Va controbilanciato l’usuale equazione “ricchezza=felicità”, sottraendo tale fausta previsione umorale dalla predazione dell’economia, in netta avversione al gergo consumistico.

Sostenere tuttavia, sintetizzando all’estremo, che il “povero” può considerarsi più felice del “ricco” (al netto dell’ostentazione), forse provocherà indignata sorpresa.

Nondimeno, la notazione si propone di ri-parametrare le possibilità di buon umore civico, qualsivoglia sia l’appartenenza sociale.

Se infatti l’ “in-felicità” la si assegna usualmente a chi ha disagio economico, la “felicità”, per differenza e per diritto, spetta alla “classe benestante”, visto il viscerale legame economico tra contentezza individuale e conto corrente, tra stato euforico e pil (Prodotto Interno Lordo).

Tale è l’infido e trasversale appiattimento innervato dall’Economia mondiale nella visione della realtà del “cittadino-cliente”.

Per rivalsa storica, chi sostenesse un “padrone” meno felice del “servo”, si sappia destinato alla pubblica gogna.

Estremizzare tuttavia agevola la provocazione insita nella narrazione. Una narrazione che, ricondotta entro un range  ordinario, non é utopica quando ipotizza un umore domestico e quotidiano in cui il “povero”, a sua insaputa, surclassa il “ricco”.

Una dato inatteso, sebbene risaputo, è che l’agiatezza economica è ben lungi dall’essere l’antidoto individuale al malessere. Essa, infatti, appena superata la soglia di casa, potrebbe rivelare l’afflizione tipica della “brama di avere, di valere e di potere”, citando Ricoer.

E’ tale “brama” ad allontanare dalla felicità, malgrado la vulgata si ispiri al contrario.

Il presupposto per cui la “felicità è diventata una questione economica”, citando Bauman, pare infatti riportare ad una diversa condizione originaria.  L’ affinità elettiva tra felicità e denaro é carente nei contenuti, in quanto sostenuta da una Società strutturalmente e visibilmente infelice, di cui anche la parte privilegiata (la ricca) non può che seguirne, anzi tracciarne, le orme.

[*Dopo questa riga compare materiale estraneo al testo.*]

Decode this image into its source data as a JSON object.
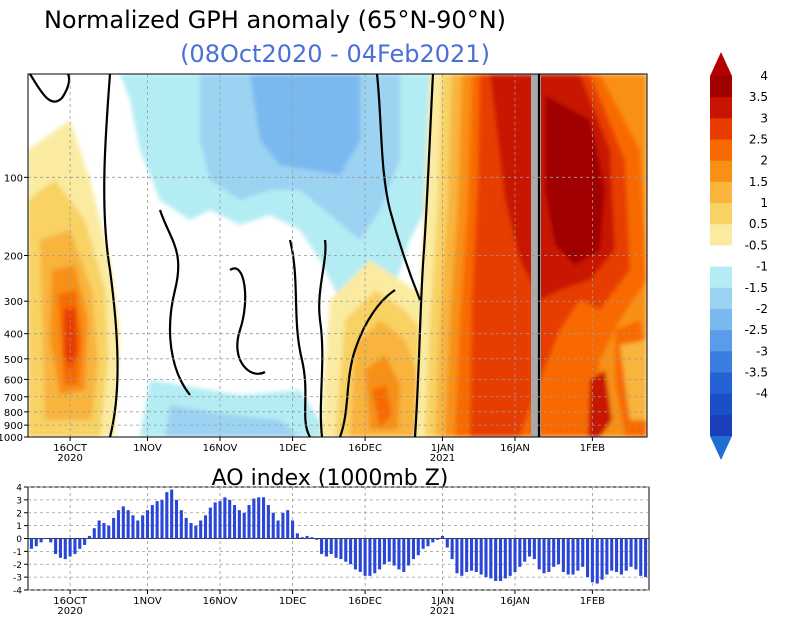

L’idea del possesso di beni quando corrisponde all’unica visione di felicità terrena  evidenzia un tale condizionamento da possibilizzare in ciascuno, nessuno escluso, di “essere ceduto insieme al podere”.

In soldoni (!), sia Epicuro (“il desiderio illimitato è il principale ostacolo alla felicità”) che Freud ( “la felicità è la soddisfazione ritardata di un desiderio preistorico”) avvalorano quantomeno un fatto:  la ricchezza non porta felicità perché il denaro non rientra nei desideri dell’infanzia delle specie umana.